One of the clerks calls my dad and his entourage into an office. A few minutes passes, and they come out of the office and go into the courtroom. I wait until the doors close behind them, and enter the courtroom myself. I seat myself in the row in front of them and kindly say, “Hello.” My aunt snaps, “Yeah” then glares at me with contempt. Up to this point, I’ve done nothing wrong, and she was well informed that I filed for guardianship.
Moments later, a clerk peers around the door and says something to my aunt. My aunt then calls me by my first name - I’ve gone by my middle name since birth - and says, “They need to talk to you.” I follow the woman into a small office, and she asks for my paperwork. “I don’t see the Objection.” She says. “This is all I have, was I supposed to have something else?” She prints the form for me, and I see it’s dated June 10, 2019. That’s just two days before the hearing! I read over the objections, and now I’m fuming. My anxiety is at a record-breaking high. I’m shaking, sweating and I want to throw up. I’m hurt, and I’d rather jump off a bridge than be anywhere near the cretins. The form says I’m only an interested party for monetary reasons, and my dad doesn’t want me to be his guardian. “Is it possible to withdraw my petition?” I ask the clerk. “Yes. Just let the judge know.” She kindly replies.
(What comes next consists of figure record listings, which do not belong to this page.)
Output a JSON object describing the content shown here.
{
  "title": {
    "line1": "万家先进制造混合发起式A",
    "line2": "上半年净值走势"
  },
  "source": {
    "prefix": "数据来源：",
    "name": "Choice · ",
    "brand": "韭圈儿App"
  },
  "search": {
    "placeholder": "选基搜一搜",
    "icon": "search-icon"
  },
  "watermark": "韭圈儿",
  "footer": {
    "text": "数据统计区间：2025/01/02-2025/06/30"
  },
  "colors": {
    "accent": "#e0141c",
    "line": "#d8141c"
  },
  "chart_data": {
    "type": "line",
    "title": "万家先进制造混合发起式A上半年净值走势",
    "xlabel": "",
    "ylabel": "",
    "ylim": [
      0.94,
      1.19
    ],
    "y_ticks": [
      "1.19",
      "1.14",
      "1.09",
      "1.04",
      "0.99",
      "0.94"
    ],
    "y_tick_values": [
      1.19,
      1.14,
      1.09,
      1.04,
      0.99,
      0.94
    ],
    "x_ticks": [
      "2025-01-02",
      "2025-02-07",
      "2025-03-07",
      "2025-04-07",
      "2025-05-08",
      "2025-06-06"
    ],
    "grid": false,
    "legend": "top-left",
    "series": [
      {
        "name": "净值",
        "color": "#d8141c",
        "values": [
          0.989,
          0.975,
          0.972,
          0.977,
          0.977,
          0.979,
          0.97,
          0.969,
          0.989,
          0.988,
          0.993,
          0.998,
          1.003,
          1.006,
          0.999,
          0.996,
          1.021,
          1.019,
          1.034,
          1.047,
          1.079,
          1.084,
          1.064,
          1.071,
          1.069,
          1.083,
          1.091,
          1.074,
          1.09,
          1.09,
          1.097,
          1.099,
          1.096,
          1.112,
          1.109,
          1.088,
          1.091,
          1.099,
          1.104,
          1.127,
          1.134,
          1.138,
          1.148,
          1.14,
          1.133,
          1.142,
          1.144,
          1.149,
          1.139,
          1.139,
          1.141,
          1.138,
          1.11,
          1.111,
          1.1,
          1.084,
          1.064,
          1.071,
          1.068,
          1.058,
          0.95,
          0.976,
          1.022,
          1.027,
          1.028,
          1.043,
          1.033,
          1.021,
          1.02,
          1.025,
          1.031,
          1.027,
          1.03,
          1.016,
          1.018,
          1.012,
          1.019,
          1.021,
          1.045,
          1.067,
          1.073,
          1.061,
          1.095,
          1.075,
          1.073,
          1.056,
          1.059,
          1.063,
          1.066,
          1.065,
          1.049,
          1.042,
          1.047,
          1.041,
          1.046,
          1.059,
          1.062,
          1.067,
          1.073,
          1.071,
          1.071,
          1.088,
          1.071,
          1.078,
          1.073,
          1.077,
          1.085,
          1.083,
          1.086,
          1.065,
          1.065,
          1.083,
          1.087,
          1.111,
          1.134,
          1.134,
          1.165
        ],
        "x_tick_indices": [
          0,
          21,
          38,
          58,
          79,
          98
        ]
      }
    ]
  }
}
I leave the clerk and head for the courtroom. My case is called, and as I approach the podium; two lawyers - a man and a woman - my dad, my aunt and her meddling husband take their place at the opposite podium. We are sworn in by the judge, and she takes her seat at the bench. The judge asks for my personal information, which I provide. She then asks, “Is it true you filed a petition for guardianship?” “Yes, Your Honor; however, I’d like to withdraw my petition.” I reply. The judge looks at me surprised and asks, “You may; But might I ask why?” I give a relieved smile and say, “If he doesn’t want me as his guardian, I will not force him to accept.” “Fair enough. Do you feel his sister is a capable guardian?” The judge responds. “Yes, Your Honor.”
After the judge grants my aunt guardianship and dismisses all parties, my aunt’s attorney thanks me and asks for my address. I provide what she needs, and with the little courage I’m able to muster, I look at my loveless family one last time. As my aunt - fraudulently - thanks me, I take a breath and growl in a low voice, “I hate all of you. Don’t ever speak to me again.” I walk out of the courtroom feigning indifference even though I feel my heart shattering with every step.
It’s approaching two years now, and no one has attempted to make amends; however, I’ve learned that narcissists “are never wrong.” So we are all dead to each other, just not in the same ways.